El cuarteto de los Guerreros Dragón hizo caso omiso de todo aquello.
El hemónculo ya había partido, escoltado por un grupo de siervos armados, hasta una celda. Nihilan estaba a solas con su círculo interior. Sólo Ramlek, que estaba ocupado torturando a su prisionero, estaba ausente.
—El xenos es arrogante —dijo Nor’hak, irradiando una frialdad de hierro. Tenía un cuchillo de mondar de hoja gruesa en las manos y lo estaba afilando contra las placas de su armadura. A menos que tuviese un arma para desmontar, modificar o disparar en sus manos, sus dedos temblaban incesantemente. Ramlek le había clavado una bayoneta en cada mano en un intento de detenerlas cuando el problema empezó a crisparle, pero había fracasado. Después, Nor’hak le apuñaló en el omóplato con una de sus espadas más largas en represalia y se consideraron en paz.

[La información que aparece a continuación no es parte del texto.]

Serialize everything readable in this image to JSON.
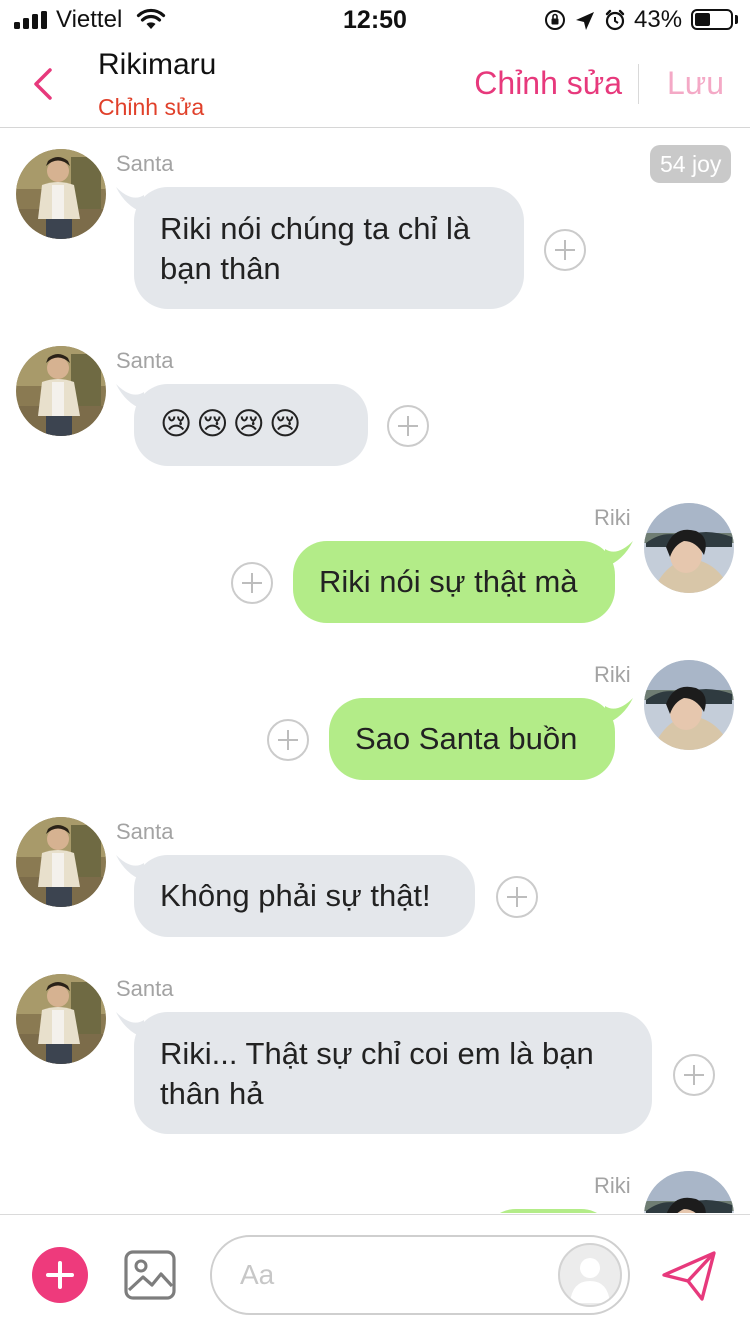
{
  "status_bar": {
    "carrier": "Viettel",
    "time": "12:50",
    "battery_percent": "43%",
    "battery_level": 0.43,
    "icons": [
      "signal-icon",
      "wifi-icon",
      "orientation-lock-icon",
      "location-arrow-icon",
      "alarm-icon",
      "battery-icon"
    ]
  },
  "header": {
    "title": "Rikimaru",
    "subtitle": "Chỉnh sửa",
    "edit_label": "Chỉnh sửa",
    "save_label": "Lưu",
    "back_icon": "chevron-left-icon"
  },
  "chat": {
    "joy_badge": "54 joy",
    "messages": [
      {
        "sender": "Santa",
        "side": "incoming",
        "text": "Riki nói chúng ta chỉ là\nbạn thân"
      },
      {
        "sender": "Santa",
        "side": "incoming",
        "text": "😢😢😢😢"
      },
      {
        "sender": "Riki",
        "side": "outgoing",
        "text": "Riki nói sự thật mà"
      },
      {
        "sender": "Riki",
        "side": "outgoing",
        "text": "Sao Santa buồn"
      },
      {
        "sender": "Santa",
        "side": "incoming",
        "text": "Không phải sự thật!"
      },
      {
        "sender": "Santa",
        "side": "incoming",
        "text": "Riki... Thật sự chỉ coi em là bạn\nthân hả"
      },
      {
        "sender": "Riki",
        "side": "outgoing",
        "text": ""
      }
    ]
  },
  "composer": {
    "placeholder": "Aa",
    "icons": [
      "plus-icon",
      "image-icon",
      "speaker-avatar-icon",
      "send-icon"
    ]
  },
  "colors": {
    "accent": "#e7397c",
    "subtitle": "#e0402a",
    "incoming_bubble": "#e4e7eb",
    "outgoing_bubble": "#b3ec88"
  }
}
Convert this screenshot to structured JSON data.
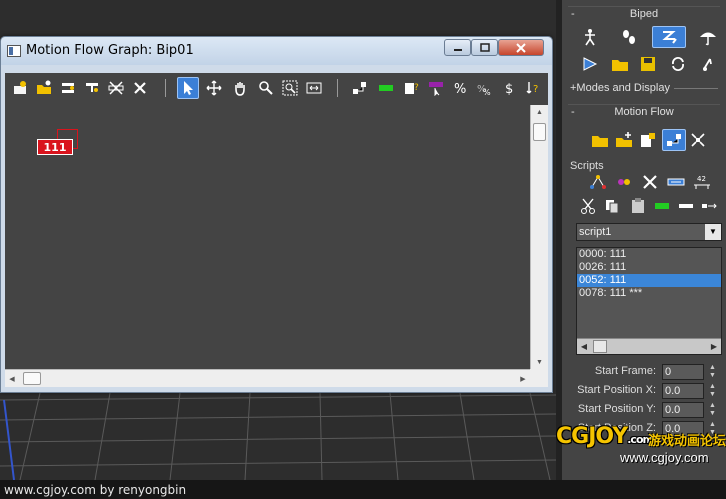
{
  "window": {
    "title": "Motion Flow Graph: Bip01",
    "node_label": "111"
  },
  "panel": {
    "biped_title": "Biped",
    "biped_minus": "-",
    "modes_display": "+Modes and Display",
    "motion_flow_title": "Motion Flow",
    "motion_flow_minus": "-",
    "scripts_label": "Scripts",
    "script_selected": "script1",
    "script_items": [
      {
        "text": "0000: 111"
      },
      {
        "text": "0026: 111"
      },
      {
        "text": "0052: 111"
      },
      {
        "text": "0078: 111 ***"
      }
    ],
    "fields": [
      {
        "label": "Start Frame:",
        "value": "0"
      },
      {
        "label": "Start Position X:",
        "value": "0.0"
      },
      {
        "label": "Start Position Y:",
        "value": "0.0"
      },
      {
        "label": "Start Position Z:",
        "value": "0.0"
      }
    ]
  },
  "footer": {
    "credit": "www.cgjoy.com by renyongbin"
  },
  "watermark": {
    "logo": "CGJOY",
    "logo_suffix": ".com",
    "chinese": "游戏动画论坛",
    "url": "www.cgjoy.com"
  },
  "colors": {
    "accent": "#3b7fd6",
    "node_red": "#d9141d",
    "selected_row": "#3b86d8"
  }
}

Thark se limitó a asentir y su gorjal crujió por la presión que ejercía sobre él su cuello musculoso. Rara vez hablaba. Su lengua era un nido de lengüetas que se enganchaban en su paladar superior y usarla le resultaba terriblemente doloroso. Más útil para el Ojo era su inmensa figura. Thark era muy grande, incluso para ser un Marine Espacial del Caos. Gracias a ello podía cargar armas pesadas con facilidad. Se había colgado el cinturón de munición de su segador al cuello como una cadena. Bandoleras de granadas golpeaban sonoramente contra su armadura en el silencioso pasillo.
—Es una predisposición de su raza —explicó Nihilan.
—¿Podemos confiar en él? —preguntó Nor’hak mientras afilaba distraídamente una hoja diferente para evitar los temblores.
—Por supuesto que no, pero para cuando decida traicionarnos ya tendremos lo que vinimos a buscar. —Nihilan llamó a Ekrine, que iba por delante—: ¿Se sabe algo del herrero de guerra?
—Nada que no estuviese previsto.
Su cabeza se movía a la izquierda y la derecha con un movimiento sincopado típico de un reptil. Unas escamas cubrían gran parte de su piel. Se vislumbraban por encima de su cuello, lo que sugería una infestación más grande por debajo de su armadura, y fragmentada en su rostro y su cabeza. La carne en esa zona había empezado a extenderse hacia fuera como una especie de capucha de serpiente. A juego con su aspecto de reptil, Ekrine era veloz. Era eso lo que hacía que fuese tan buen piloto. Nihilan había invertido mucho tiempo y esfuerzo en adquirir la base clandestina que había puesto al revientaplanetas en sus manos. Más duro aún había sido obligar al Guerrero de Hierro a que le sirviese. La alianza en Scoria era un beneficio mutuo para ambos, pero ni siquiera así le había resultado fácil convencerle; esto volvía a ser diferente.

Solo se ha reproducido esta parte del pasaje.